MiniCPM-V: Multi-modal model based on MiniCPM-2B, which surpasses multi-modal model based on Phi-2 at the same parameter level.
MiniCPM-2B-SFT/DPO-Int4: Int4 quantized version of MiniCPM-2B-SFT/DPO.
MiniCPM mobile application developed based on MLC-LLM, LLMFarm, which supports both text and multi-modal model inference on mobile devices.

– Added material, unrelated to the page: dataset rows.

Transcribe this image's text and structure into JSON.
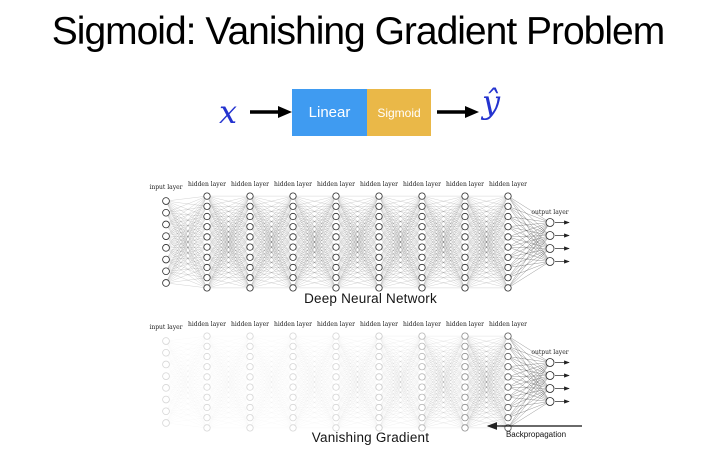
{
  "title": "Sigmoid: Vanishing Gradient Problem",
  "pipeline": {
    "input_label": "x",
    "linear_label": "Linear",
    "sigmoid_label": "Sigmoid",
    "output_label": "ŷ",
    "linear_color": "#3f9bf1",
    "sigmoid_color": "#eab848",
    "box_text_color": "#ffffff",
    "math_color": "#2433cf"
  },
  "networks": [
    {
      "caption": "Deep Neural Network",
      "input_label": "input layer",
      "hidden_label": "hidden layer",
      "output_label": "output layer",
      "input_nodes": 8,
      "hidden_layers": 8,
      "hidden_nodes": 10,
      "output_nodes": 4,
      "fade": false
    },
    {
      "caption": "Vanishing Gradient",
      "annotation": "Backpropagation",
      "input_label": "input layer",
      "hidden_label": "hidden layer",
      "output_label": "output layer",
      "input_nodes": 8,
      "hidden_layers": 8,
      "hidden_nodes": 10,
      "output_nodes": 4,
      "fade": true
    }
  ]
}
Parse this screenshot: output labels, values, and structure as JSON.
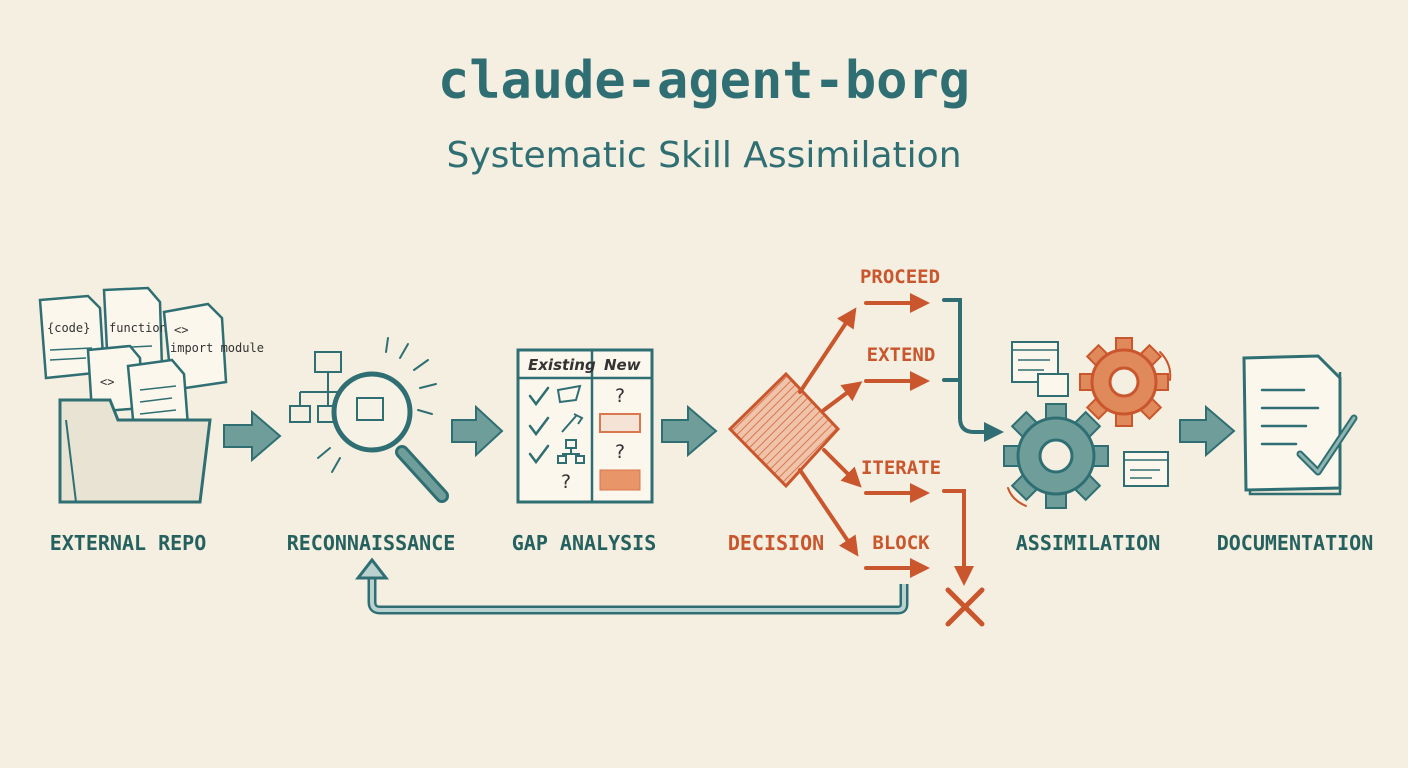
{
  "title": "claude-agent-borg",
  "subtitle": "Systematic Skill Assimilation",
  "stages": [
    {
      "id": "external-repo",
      "label": "EXTERNAL REPO"
    },
    {
      "id": "reconnaissance",
      "label": "RECONNAISSANCE"
    },
    {
      "id": "gap-analysis",
      "label": "GAP ANALYSIS"
    },
    {
      "id": "decision",
      "label": "DECISION"
    },
    {
      "id": "assimilation",
      "label": "ASSIMILATION"
    },
    {
      "id": "documentation",
      "label": "DOCUMENTATION"
    }
  ],
  "decision_branches": [
    "PROCEED",
    "EXTEND",
    "ITERATE",
    "BLOCK"
  ],
  "repo_files": [
    "{code}",
    "function()",
    "<>",
    "import module",
    "<>"
  ],
  "gap_table": {
    "headers": [
      "Existing",
      "New"
    ],
    "marks": [
      "?",
      "?",
      "?"
    ]
  },
  "colors": {
    "background": "#f5efe1",
    "teal": "#2f6f73",
    "orange": "#c9562c",
    "arrow_fill": "#6f9e9a"
  },
  "icons": [
    "folder-icon",
    "file-icon",
    "magnifier-icon",
    "tree-icon",
    "checkmark-icon",
    "gear-icon",
    "document-check-icon",
    "x-icon"
  ]
}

The overall performance of the model:

	Average	English Average (including code and mathematical reasoning)	Chinese Average
Llama2-7B	35.40	36.21	31.77
Qwen-7B	49.46	47.19	59.66
Deepseek-7B	39.96	39.15	43.64
Mistral-7B	48.97	49.96	44.54
Llama2-13B	41.48	42.44	37.19
MPT-30B	38.17	39.82	30.72
Falcon-40B	43.62	44.21	40.93
MiniCPM-2B	52.33	52.60	51.10

Limitations:

Constrained by the model size, it may exhibit hallucinatory issues, particularly with longer and more elaborate responses generated by the DPO model. We will continue to iterate and improve the MiniCPM model.
To ensure the generality of the model for academic research purposes, we have not subjected it to any identity-specific training. Additionally, as we utilized the openly available ShareGPT corpus as part of the training data, the model may produce identity-related information resembling the GPT series models.